La seconda metà di gara inizia benissimo per Golden State, che sfrutta quella che è invece una pessima notizia per Houston ovvero il quinto fallo di Ariza. Senza uno dei suoi principali marcatori, Durant diventa infallibile come se avesse indossato il Guanto dell’Infinito: è impressionante quanto poco spazio e il tempo gli bastino per segnare un tiro, la forza che mette anche in difesa esalta i compagni, dà l’impressione di piegare la realtà e le anime degli avversari al suo volere, mantenendo sempre una tranquillità mentale fuori dai normali canoni umani. Poi inaspettatamente, con sia Durant che Harden in panchina a riposare, Houston piazza un 8-0 di parziale che riporta i texani a contatto e miracolosamente in partita con il terzo quarto che si chiude 87-80 in favore dei californiani.

L’ultima frazione si apre con Klay Thompson a guidare le operazioni in attacco, mentre Green mette un’energia pazzesca su ogni possesso difensivo e nella lotta a rimbalzo con Clint Capela, a cui deve diversi centimetri ma che supera come posizionamento e tempistiche nei tagliafuori.
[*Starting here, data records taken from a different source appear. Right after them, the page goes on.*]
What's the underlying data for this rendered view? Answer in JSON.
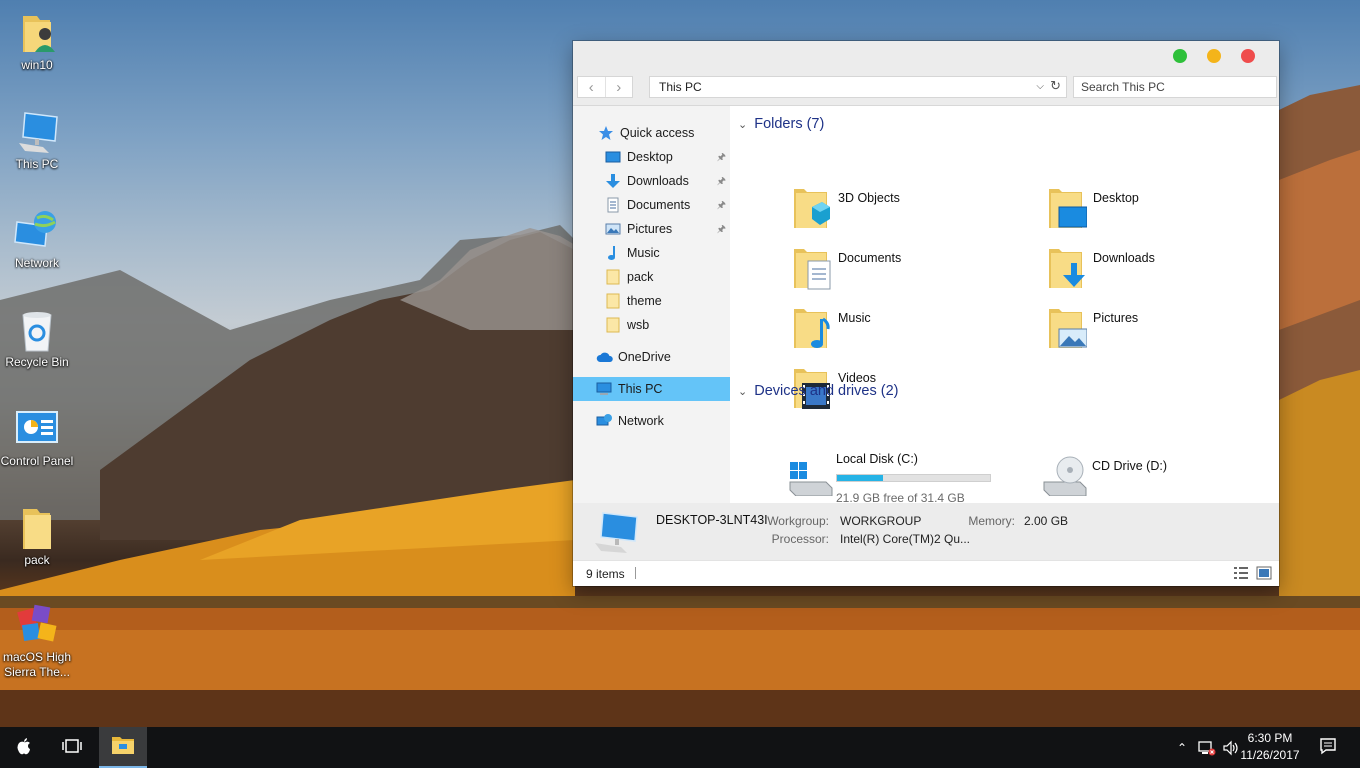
{
  "desktop": {
    "icons": [
      {
        "label": "win10",
        "icon": "user-folder-icon"
      },
      {
        "label": "This PC",
        "icon": "computer-icon"
      },
      {
        "label": "Network",
        "icon": "network-icon"
      },
      {
        "label": "Recycle Bin",
        "icon": "recycle-bin-icon"
      },
      {
        "label": "Control Panel",
        "icon": "control-panel-icon"
      },
      {
        "label": "pack",
        "icon": "folder-icon"
      },
      {
        "label": "macOS High Sierra The...",
        "icon": "installer-icon"
      }
    ]
  },
  "window": {
    "title_buttons": {
      "maximize_color": "#2ec03a",
      "minimize_color": "#f4b41a",
      "close_color": "#ef4c4c"
    },
    "toolbar": {
      "back": "‹",
      "forward": "›",
      "address": "This PC",
      "search_placeholder": "Search This PC"
    },
    "sidebar": {
      "items": [
        {
          "label": "Quick access",
          "icon": "star-icon",
          "pinned": false
        },
        {
          "label": "Desktop",
          "icon": "desktop-icon",
          "pinned": true
        },
        {
          "label": "Downloads",
          "icon": "download-arrow-icon",
          "pinned": true
        },
        {
          "label": "Documents",
          "icon": "document-icon",
          "pinned": true
        },
        {
          "label": "Pictures",
          "icon": "picture-icon",
          "pinned": true
        },
        {
          "label": "Music",
          "icon": "music-note-icon",
          "pinned": false
        },
        {
          "label": "pack",
          "icon": "folder-icon",
          "pinned": false
        },
        {
          "label": "theme",
          "icon": "folder-icon",
          "pinned": false
        },
        {
          "label": "wsb",
          "icon": "folder-icon",
          "pinned": false
        },
        {
          "label": "OneDrive",
          "icon": "cloud-icon",
          "pinned": false
        },
        {
          "label": "This PC",
          "icon": "computer-icon",
          "pinned": false,
          "selected": true
        },
        {
          "label": "Network",
          "icon": "network-icon",
          "pinned": false
        }
      ]
    },
    "content": {
      "folders_header": "Folders (7)",
      "folders": [
        {
          "label": "3D Objects",
          "icon": "cube-folder-icon"
        },
        {
          "label": "Desktop",
          "icon": "desktop-folder-icon"
        },
        {
          "label": "Documents",
          "icon": "documents-folder-icon"
        },
        {
          "label": "Downloads",
          "icon": "downloads-folder-icon"
        },
        {
          "label": "Music",
          "icon": "music-folder-icon"
        },
        {
          "label": "Pictures",
          "icon": "pictures-folder-icon"
        },
        {
          "label": "Videos",
          "icon": "videos-folder-icon"
        }
      ],
      "drives_header": "Devices and drives (2)",
      "drives": [
        {
          "label": "Local Disk (C:)",
          "free": "21.9 GB free of 31.4 GB",
          "used_fraction": 0.3
        },
        {
          "label": "CD Drive (D:)"
        }
      ]
    },
    "details": {
      "pc_name": "DESKTOP-3LNT43I",
      "workgroup_label": "Workgroup:",
      "workgroup": "WORKGROUP",
      "memory_label": "Memory:",
      "memory": "2.00 GB",
      "processor_label": "Processor:",
      "processor": "Intel(R) Core(TM)2 Qu..."
    },
    "statusbar": {
      "count": "9 items"
    }
  },
  "taskbar": {
    "clock_time": "6:30 PM",
    "clock_date": "11/26/2017"
  }
}
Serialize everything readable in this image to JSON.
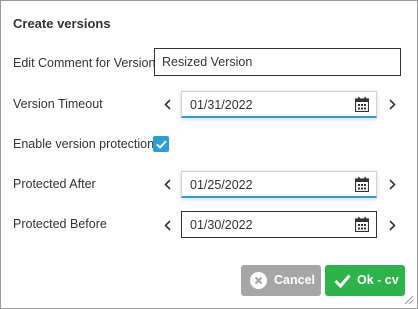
{
  "dialog": {
    "title": "Create versions",
    "comment": {
      "label": "Edit Comment for Version",
      "value": "Resized Version"
    },
    "timeout": {
      "label": "Version Timeout",
      "value": "01/31/2022"
    },
    "protection": {
      "label": "Enable version protection",
      "checked": true
    },
    "protected_after": {
      "label": "Protected After",
      "value": "01/25/2022"
    },
    "protected_before": {
      "label": "Protected Before",
      "value": "01/30/2022"
    },
    "cancel_label": "Cancel",
    "ok_label": "Ok - cv"
  },
  "colors": {
    "accent": "#2a9fd6",
    "ok_button": "#2cb34a",
    "cancel_button": "#a6a6a6"
  },
  "icons": [
    "chevron-left-icon",
    "chevron-right-icon",
    "calendar-icon",
    "checkmark-icon",
    "cancel-x-icon",
    "resize-grip-icon"
  ]
}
A questo punto Harden deve tornare in campo e cerca di tenere vivi i suoi con una  prova monumentale (saranno 41 punti con anche 7 assist alla fine), ma i tanti isolamenti che giustamente si prende lo portano ad arrivare sfinito sul finale: è lì che Steph Curry con un recupero e due canestri in fila chiude definitivamente le speranze dei padroni di casa, vanificando il fattore campo e portando la serie dalla parte di Golden State.

La gara giocata dai Warriors impressiona oltre al +13 finale, grazie ad un Durant in versione Thanos da 37 punti con oltre il 50% dal campo ed al contributo di tutti i componenti di quelli che ormai sono stati ribattezzati “Hampton’s Five” ovvero la vecchia “Death Lineup” con l’aggiunta del già citato numero 35. Houston dovrà sicuramente rivedere qualche aggiustamento, per quanto non si può certo dire che abbia giocato una brutta gara: sia in attacco che in difesa sono stati quasi perfetti, è mancato solo il contributo da parte di alcuni gregari, ma se la panchina di Houston sarà in grado di adeguarsi maggiormente al livello richiesto da una simile sfida, la serie potrà essere ancora molto lunga oltre che comunque spettacolare.